Namun, Tuhan memiliki sumber energi yang tak ada habisnya berkat gunung emas yang magnetis. Itu hanya tumbuh lebih kuat seiring berjalannya waktu. Gambar itu tidak memiliki kemampuan seperti itu karena itu hanya sebuah artifak yang disulap. Jiang Chen menyadari situasi ini. Dia lebih lanjut memanggil gunung untuk memberi Tuhan Segel Emas kekuatan yang tak terbatas. Tuan itu adalah entitas yang berusia lebih dari seratus ribu tahun. Kekuatannya terus meningkat saat dia mendapatkan kembali kesadarannya. Tidak butuh waktu lama sebelum gambar dewa iblis mulai kalah. Bam! Bam! Gambar telah mengambil beban penuh dari tinju tuan. Itu hampir padam seperti nyala lilin di bawah hembusan kuat. Tuhan terus memukulkan gambar seperti karung tinju, menyebabkannya menyusut karena kehilangan kekuatan. Kekuatan gambar itu bahkan diserap oleh Tuhan melalui pukulan. Jelaslah bahwa pertempuran di langit akan segera berakhir. “Hancurkan!” Jiang Chen memerintahkan melalui kesadarannya ketika dia menyadari bahwa Tuhan telah di atas angin. Tuhan tersenyum. “Jangan khawatir.

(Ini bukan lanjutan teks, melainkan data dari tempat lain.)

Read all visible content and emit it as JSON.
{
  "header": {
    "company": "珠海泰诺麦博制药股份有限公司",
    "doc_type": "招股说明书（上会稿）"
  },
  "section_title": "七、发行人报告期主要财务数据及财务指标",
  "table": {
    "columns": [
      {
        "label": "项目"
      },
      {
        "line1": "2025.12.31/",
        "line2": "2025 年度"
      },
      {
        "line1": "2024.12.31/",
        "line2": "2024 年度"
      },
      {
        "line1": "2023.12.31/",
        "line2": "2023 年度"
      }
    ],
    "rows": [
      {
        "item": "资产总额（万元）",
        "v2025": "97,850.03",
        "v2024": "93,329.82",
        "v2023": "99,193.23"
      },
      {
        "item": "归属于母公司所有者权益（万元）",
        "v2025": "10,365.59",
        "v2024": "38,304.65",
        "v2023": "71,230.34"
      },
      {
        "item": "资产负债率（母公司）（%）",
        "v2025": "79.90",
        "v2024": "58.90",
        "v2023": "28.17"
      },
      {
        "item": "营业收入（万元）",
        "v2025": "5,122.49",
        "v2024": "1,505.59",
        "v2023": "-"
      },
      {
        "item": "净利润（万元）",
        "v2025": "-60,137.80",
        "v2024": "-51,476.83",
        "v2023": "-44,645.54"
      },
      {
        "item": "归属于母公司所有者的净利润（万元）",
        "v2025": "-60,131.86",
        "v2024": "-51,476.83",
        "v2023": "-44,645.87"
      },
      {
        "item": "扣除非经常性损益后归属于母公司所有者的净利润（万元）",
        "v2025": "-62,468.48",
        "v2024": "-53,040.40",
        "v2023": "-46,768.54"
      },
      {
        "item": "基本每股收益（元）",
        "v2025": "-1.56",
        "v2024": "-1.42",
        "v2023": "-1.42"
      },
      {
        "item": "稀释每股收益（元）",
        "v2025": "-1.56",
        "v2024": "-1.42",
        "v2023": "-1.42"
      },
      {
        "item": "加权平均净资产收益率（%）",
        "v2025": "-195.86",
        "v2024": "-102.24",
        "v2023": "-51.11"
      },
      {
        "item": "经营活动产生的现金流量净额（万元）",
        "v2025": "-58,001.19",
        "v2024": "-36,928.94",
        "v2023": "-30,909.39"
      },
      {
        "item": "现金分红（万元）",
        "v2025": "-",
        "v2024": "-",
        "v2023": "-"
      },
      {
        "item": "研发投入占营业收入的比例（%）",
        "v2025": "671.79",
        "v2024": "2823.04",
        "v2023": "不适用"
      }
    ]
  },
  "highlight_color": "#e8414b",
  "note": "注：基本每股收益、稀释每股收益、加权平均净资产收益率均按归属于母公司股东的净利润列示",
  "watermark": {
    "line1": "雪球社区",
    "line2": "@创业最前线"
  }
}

Sudah selesai. “Itu telah disegel di gunung emas magnetik sebagai pelindungnya selama lebih dari seratus ribu tahun. Sejumlah besar emosi negatif menumpuk di dalamnya sejak bertahun-tahun kebosanan dan kebosanan yang tak terhitung jumlahnya. Perkelahian seperti ini adalah kesempatan terbaik untuk melampiaskan frustrasinya. Bagaimana tidak memanfaatkan kesempatan ini ketika diserahkan padanya? Gambar dewa iblis terus menyusut ketika tuan terus memukulnya dengan tinjunya. Gao Zhan diliputi kecemasan ketika dia melihat apa yang terjadi. Dia terjebak di antara batu dan tempat yang keras. Gambar dewa iblis dalam bahaya besar, sementara tubuh iblisnya gagal menang karena pelecehan konstan dari gambar naga sejati. Dominasi merayap masuk dari semua sisi!